Katie - It might seem like I'm asking a bit of a flippant question, but I don't think I am actually, when we first started talking, I mentioned I've been visiting the biscuit cupboard more because I'm working from home and I'm socialising virtually from home. I'm basically living in my house, exclusively. What do you sort of forecast as being the consequence of the way that we eat, considering a lot of us have been in our houses for quite a lot of the time over the past six months? How do you feel about our relationship with food collectively, I guess is my question.

Collectively is a strong word. I think that depending on your response to food and how you behave around food, I think the lockdown will have a number of different effects, some positive, some negative. So for me, I found out at the beginning of lockdown, for instance, on a Tuesday, going down before starting the daily routine and make cornbread. Who the hell wakes up at eight in the morning and makes cornbread on a Tuesday? But I love my food! Whereas other people might have gotten stressed during lockdown. And so suddenly there was this chronic stress that was there and you happen to be closer to your fridge, to your kitchen and being able to do what you want.
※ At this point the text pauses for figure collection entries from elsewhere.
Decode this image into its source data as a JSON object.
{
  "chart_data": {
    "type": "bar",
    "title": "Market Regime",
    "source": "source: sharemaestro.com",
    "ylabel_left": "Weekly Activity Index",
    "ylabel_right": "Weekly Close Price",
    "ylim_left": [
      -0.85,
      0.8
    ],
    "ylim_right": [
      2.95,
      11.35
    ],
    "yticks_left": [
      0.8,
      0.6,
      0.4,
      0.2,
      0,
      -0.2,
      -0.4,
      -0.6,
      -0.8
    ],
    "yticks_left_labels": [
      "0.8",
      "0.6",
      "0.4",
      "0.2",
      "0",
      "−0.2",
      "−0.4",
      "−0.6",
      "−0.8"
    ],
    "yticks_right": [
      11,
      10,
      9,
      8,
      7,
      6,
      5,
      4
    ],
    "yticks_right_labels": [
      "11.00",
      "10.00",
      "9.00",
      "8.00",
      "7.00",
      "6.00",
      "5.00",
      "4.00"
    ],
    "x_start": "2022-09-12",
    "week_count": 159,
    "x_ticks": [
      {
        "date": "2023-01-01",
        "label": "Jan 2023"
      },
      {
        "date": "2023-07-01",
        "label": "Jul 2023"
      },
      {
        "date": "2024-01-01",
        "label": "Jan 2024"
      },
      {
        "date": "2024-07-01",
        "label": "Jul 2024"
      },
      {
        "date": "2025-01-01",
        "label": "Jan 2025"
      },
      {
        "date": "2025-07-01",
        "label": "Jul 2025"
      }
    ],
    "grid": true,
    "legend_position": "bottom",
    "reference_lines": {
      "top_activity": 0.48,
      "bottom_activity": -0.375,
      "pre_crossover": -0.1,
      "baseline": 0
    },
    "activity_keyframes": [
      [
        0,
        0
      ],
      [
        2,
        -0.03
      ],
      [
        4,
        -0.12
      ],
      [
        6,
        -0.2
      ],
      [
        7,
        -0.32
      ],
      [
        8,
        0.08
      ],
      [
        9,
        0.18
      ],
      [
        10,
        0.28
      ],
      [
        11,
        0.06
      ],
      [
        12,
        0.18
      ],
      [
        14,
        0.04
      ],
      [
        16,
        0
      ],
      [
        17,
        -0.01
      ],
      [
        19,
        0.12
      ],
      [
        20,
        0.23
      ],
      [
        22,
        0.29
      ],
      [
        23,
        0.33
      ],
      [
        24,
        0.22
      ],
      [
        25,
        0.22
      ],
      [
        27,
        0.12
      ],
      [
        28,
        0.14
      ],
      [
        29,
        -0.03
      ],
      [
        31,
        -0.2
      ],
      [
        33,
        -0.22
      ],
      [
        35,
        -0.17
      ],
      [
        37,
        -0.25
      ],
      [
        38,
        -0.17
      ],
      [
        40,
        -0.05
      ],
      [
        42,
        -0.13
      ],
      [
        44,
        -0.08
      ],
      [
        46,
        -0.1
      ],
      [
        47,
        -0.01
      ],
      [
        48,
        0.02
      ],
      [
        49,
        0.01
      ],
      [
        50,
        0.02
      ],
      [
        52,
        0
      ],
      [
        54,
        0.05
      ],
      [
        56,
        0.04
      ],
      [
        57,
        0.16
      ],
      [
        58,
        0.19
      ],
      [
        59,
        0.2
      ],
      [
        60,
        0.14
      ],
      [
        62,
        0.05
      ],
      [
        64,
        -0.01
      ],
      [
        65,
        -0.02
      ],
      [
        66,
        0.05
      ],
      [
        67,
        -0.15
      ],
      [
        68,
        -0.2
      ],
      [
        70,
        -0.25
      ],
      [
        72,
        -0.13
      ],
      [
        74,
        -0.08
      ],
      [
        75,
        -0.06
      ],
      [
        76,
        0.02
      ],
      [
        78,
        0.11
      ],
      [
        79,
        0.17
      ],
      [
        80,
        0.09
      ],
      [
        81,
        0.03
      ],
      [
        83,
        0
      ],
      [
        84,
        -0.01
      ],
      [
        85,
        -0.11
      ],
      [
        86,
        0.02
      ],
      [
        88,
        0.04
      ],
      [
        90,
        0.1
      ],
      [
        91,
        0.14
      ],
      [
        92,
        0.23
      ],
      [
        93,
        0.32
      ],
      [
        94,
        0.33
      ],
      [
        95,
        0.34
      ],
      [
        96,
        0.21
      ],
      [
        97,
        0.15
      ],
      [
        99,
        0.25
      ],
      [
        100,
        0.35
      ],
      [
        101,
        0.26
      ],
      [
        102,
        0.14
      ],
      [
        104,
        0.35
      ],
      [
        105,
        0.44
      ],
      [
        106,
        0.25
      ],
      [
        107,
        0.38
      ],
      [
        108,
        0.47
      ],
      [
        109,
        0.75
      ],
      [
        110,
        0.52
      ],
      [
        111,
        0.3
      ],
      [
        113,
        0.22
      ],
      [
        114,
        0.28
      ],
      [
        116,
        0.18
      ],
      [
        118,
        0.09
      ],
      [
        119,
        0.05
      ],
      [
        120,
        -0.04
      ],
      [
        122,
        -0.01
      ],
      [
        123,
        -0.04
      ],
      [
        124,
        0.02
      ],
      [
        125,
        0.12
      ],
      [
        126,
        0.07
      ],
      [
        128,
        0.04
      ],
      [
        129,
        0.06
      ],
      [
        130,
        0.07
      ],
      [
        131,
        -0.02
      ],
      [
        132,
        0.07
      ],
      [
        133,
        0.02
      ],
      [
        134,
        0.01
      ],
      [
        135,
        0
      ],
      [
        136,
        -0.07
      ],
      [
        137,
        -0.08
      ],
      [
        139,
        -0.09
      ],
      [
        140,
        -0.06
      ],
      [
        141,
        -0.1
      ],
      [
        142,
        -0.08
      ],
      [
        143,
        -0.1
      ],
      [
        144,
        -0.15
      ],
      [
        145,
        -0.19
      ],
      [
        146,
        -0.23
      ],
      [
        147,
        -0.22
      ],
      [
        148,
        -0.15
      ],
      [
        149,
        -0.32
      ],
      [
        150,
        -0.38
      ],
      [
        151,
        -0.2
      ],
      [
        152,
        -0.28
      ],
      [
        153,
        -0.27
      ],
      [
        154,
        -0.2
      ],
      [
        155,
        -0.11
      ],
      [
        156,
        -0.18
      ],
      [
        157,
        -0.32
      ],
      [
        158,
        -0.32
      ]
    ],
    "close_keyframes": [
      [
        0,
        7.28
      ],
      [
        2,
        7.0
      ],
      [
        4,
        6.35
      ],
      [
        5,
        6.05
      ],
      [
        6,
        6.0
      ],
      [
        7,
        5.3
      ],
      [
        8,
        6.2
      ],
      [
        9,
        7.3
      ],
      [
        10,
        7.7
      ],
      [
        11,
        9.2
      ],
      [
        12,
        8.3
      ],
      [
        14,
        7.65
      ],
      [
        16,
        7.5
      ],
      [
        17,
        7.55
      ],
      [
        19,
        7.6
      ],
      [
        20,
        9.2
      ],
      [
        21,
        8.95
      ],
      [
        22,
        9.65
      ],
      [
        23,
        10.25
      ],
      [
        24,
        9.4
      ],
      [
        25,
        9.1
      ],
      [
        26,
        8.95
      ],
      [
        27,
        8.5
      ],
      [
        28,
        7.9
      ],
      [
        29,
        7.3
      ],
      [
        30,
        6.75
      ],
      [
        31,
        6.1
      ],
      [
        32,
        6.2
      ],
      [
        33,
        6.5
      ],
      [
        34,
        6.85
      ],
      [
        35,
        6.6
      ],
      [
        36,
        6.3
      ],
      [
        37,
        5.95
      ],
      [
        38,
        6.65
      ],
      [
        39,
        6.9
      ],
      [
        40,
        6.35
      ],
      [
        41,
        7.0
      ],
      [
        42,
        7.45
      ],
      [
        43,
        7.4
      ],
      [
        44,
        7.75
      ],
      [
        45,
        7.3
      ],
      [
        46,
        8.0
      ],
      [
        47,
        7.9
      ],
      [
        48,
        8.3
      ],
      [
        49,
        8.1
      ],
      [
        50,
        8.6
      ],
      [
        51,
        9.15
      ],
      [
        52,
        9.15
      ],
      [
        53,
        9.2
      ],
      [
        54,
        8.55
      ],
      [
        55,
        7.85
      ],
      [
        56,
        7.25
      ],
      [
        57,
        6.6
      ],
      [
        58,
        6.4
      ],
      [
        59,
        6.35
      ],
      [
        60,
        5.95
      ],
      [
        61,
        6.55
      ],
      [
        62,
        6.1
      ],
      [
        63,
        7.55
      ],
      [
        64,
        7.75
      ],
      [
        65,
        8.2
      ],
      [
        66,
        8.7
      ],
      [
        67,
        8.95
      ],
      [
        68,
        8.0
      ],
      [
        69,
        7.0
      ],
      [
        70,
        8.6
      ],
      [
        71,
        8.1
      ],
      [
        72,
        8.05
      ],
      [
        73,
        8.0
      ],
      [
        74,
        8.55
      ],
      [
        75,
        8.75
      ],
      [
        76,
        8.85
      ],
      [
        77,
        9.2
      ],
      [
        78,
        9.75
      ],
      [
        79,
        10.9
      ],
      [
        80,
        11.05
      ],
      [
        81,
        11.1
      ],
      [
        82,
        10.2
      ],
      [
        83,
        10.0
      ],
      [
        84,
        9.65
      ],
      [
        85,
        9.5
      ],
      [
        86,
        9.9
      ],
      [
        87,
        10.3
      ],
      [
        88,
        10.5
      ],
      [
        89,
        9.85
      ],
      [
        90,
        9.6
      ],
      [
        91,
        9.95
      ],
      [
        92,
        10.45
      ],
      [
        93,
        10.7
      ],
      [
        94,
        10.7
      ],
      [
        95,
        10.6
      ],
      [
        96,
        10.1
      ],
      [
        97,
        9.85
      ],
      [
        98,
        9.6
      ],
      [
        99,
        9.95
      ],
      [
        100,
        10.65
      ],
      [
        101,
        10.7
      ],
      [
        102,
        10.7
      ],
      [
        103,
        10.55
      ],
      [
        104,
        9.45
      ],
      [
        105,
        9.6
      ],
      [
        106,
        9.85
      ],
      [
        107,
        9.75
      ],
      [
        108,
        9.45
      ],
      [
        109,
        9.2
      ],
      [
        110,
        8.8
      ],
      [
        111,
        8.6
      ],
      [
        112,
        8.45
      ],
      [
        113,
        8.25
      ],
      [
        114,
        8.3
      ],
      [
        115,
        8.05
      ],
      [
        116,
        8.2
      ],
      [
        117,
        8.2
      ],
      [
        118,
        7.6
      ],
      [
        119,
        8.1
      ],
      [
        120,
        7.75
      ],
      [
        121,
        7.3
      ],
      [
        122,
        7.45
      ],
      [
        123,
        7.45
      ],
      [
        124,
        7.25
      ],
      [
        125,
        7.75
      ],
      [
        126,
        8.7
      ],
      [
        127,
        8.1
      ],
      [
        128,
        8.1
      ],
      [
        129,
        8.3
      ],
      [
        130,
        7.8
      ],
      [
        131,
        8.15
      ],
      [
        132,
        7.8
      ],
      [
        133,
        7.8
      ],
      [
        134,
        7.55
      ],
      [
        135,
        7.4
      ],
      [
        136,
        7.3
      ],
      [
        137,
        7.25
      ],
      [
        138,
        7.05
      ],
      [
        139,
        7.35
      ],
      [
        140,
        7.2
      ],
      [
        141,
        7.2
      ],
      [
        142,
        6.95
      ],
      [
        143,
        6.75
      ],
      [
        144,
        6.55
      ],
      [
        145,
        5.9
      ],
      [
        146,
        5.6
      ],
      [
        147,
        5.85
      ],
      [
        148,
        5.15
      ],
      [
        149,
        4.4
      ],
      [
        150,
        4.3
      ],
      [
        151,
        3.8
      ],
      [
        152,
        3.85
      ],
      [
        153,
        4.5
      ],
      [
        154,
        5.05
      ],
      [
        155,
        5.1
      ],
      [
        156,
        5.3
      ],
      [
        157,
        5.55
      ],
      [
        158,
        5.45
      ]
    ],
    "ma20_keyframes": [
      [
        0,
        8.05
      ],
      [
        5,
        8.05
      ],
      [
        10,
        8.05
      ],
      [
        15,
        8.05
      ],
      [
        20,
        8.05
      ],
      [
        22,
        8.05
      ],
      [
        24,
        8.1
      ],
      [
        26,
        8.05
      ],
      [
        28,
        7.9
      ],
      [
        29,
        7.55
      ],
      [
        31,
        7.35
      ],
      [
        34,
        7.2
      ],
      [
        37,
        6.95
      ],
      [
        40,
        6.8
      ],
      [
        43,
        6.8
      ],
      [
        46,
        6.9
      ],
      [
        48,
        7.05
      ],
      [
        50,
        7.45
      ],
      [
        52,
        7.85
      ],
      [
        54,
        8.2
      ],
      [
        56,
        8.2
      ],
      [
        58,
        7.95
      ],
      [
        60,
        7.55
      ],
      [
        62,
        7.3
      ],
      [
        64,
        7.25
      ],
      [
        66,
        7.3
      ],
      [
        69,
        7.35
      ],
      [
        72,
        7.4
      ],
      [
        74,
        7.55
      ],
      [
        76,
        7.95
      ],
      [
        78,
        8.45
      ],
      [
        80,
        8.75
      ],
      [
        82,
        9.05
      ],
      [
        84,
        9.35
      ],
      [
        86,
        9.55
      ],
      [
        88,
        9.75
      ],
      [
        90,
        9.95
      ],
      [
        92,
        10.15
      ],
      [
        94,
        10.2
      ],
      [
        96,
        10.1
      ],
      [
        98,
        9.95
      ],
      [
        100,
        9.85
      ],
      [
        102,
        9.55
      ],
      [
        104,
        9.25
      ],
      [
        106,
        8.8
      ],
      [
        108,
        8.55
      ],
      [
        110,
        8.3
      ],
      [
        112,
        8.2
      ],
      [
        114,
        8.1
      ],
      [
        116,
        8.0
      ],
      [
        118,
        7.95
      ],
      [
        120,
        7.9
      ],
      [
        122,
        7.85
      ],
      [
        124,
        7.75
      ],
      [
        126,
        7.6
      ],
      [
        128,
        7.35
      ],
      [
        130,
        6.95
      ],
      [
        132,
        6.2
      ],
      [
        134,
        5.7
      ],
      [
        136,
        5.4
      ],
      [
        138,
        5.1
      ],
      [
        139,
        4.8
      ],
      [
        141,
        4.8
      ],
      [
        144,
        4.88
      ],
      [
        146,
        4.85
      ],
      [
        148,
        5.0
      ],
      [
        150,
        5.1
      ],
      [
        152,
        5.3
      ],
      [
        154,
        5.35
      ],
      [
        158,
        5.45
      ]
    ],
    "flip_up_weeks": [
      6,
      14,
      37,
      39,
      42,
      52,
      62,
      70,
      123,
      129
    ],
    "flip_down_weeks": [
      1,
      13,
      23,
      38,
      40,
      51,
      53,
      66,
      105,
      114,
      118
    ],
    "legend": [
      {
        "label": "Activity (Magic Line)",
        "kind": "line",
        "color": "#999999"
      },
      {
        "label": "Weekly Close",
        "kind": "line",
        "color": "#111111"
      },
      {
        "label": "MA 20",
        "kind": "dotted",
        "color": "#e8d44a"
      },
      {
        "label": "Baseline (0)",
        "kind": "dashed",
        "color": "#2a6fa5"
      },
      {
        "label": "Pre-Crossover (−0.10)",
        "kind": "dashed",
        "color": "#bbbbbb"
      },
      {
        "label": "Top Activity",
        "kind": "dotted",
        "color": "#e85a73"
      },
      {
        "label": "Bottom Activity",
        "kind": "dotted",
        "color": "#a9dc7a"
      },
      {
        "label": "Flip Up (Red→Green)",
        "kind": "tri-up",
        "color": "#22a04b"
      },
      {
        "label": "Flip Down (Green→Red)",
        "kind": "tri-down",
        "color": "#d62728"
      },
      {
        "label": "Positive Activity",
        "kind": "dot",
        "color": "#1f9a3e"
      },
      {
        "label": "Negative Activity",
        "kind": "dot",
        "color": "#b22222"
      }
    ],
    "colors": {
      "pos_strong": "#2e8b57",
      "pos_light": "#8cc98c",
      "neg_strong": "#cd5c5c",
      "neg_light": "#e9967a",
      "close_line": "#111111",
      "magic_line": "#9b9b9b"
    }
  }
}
And so therefore those people may have actually ended up, ended up eating more than they would have liked. And obviously then there are people who really love to do their exercise because that was a good outlet for them, but then they didn't actually manage to do that. And so as a result, didn't burn off the calories, which they wish they ate as well. So I think it all depends on who you are.

Now on top of that, I know I was fortunate in lockdown. I was fully paid through lockdown because I had a job. Whereas there were a lot of people who lost their jobs. And so therefore they were then going to have a completely different relationship with food. Because what kind of food was available to them? Did they have to turn towards cheaper foods with longer shelf life? So-called ultra processed foods, for example, which are high in fat, sugar and salt. So I think there's a very complex answer to give into how we would, as a homogenous blob, respond to lockdown and food.

But I think what lockdown would have done, and this is the critical thing...Because our behaviour around food is governed not only by our genes, but by the genes' interaction with the environment, and lockdown was a very, very significant environmental impact, the like of which none of us have seen in our lives, I don't think.  This is a very new type of scenario we will be facing. So there will be undoubtedly a huge influence influencing the relationship of many, many, many different people in different ways to food. And let's see what happens, to be fair. I think there will be studies in a few years time looking back upon this time and upon how lockdown has actually influenced average BMI, rates of disease, you know, and everything else. I don't think it's a flippant question at all. I think it's a very, very relevant question. I just can't give you an easy answer.